To some extent, Sandra’s life is one of obligation: running between her jobs, regular visits to her father to monitor his care, taking care of her daughter. She wears it lightly, managing it all with a thoughtful kindness. But the person who has been cut out of the equation is Sandra herself.
That begins to change when she runs into an old friend of her late husband’s. Clément (Melvil Poupard), is a scientist who has a son about the same age as Linn. There’s an attraction, and a connection between the two that is palpable. Clément is married, somewhat unhappily, but he and Sandra start an affair.
There is a lot of forward motion in One Fine Morning. Sandra has her world organized in a way to make this all efficient. With a short boyish haircut, no make up, and simply dressed, she’s an unfussy woman simply living her life. With her ever-present backpack, she is always on the move. But unfussy doesn’t mean she’s a void. While routines and demands shape her days, Sandra is open, vibrant, and emotionally attuned.
Hansen-Løve is exquisitely aware of the ups and down of ordinary life, awful one moment, joyful the next. And there is a lot of joy in the movie. As a writer, she can weave a few lines into a simple scene, a thought that takes the film to a deeper level without rattling the walls or our psyches. There’s a measured, thoughtfulness in her work. And Seydoux’s performance — spare, quiet, nuanced — anchors it all beautifully.

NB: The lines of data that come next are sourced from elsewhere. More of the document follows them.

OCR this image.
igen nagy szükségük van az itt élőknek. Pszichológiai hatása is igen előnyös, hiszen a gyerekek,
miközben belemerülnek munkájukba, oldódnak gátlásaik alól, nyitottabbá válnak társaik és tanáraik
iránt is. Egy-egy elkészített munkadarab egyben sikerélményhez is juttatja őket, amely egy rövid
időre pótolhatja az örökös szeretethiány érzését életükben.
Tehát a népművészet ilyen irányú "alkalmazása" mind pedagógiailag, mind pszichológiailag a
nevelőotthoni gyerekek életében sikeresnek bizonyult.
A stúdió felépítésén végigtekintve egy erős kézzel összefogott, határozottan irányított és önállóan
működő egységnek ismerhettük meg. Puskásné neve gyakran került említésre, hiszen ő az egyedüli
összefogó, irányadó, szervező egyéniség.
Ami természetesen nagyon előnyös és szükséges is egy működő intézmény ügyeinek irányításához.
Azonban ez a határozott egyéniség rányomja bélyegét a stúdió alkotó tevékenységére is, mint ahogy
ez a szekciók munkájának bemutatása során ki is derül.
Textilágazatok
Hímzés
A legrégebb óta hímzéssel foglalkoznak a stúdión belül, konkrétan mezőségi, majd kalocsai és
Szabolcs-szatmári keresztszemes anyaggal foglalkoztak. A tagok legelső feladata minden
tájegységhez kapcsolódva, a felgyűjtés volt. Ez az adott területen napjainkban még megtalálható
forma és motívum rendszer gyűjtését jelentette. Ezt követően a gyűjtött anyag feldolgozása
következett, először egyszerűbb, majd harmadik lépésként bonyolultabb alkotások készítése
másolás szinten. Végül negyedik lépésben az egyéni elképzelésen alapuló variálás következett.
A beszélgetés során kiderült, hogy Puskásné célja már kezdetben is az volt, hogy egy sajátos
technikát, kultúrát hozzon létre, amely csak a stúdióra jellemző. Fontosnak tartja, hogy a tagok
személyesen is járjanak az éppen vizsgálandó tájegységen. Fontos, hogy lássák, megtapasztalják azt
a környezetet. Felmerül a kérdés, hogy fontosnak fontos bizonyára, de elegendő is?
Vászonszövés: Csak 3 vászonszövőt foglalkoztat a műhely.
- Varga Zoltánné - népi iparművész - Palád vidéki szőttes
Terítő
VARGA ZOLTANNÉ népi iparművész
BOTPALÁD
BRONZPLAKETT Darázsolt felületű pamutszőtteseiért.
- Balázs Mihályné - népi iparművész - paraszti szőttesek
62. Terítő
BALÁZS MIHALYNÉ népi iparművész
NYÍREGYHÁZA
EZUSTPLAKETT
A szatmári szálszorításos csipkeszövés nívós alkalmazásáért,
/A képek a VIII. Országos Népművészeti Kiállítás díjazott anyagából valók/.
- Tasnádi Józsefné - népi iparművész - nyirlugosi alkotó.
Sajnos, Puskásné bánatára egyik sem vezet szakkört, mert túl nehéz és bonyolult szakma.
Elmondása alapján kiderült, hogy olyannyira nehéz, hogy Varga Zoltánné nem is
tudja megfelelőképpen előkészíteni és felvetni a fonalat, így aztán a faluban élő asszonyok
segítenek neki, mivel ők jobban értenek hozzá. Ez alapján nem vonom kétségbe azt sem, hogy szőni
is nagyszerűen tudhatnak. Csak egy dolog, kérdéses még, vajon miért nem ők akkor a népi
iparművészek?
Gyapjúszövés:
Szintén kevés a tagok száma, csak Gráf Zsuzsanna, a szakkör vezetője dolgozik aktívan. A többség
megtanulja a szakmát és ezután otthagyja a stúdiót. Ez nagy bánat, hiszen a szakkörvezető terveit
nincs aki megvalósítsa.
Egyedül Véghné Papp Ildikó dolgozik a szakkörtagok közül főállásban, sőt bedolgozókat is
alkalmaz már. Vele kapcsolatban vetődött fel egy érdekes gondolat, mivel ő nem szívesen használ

The result is a quiet film that doesn’t push an agenda, doesn’t rush, doesn’t trade on sensationalized emotion, but leaves us space to engage with wonderful characters. There’s a feeling of intimacy and sense of connection, open-heartedness and good will that stays long after the movie ends.
One Fine Morning. Written and directed by Mia Hansen-Løve. Starring Léa Seydoux, Pascal Greggory, Melvil Poupard, Camille Leban Martins, and Nicole Garcia. In theatres, February 10.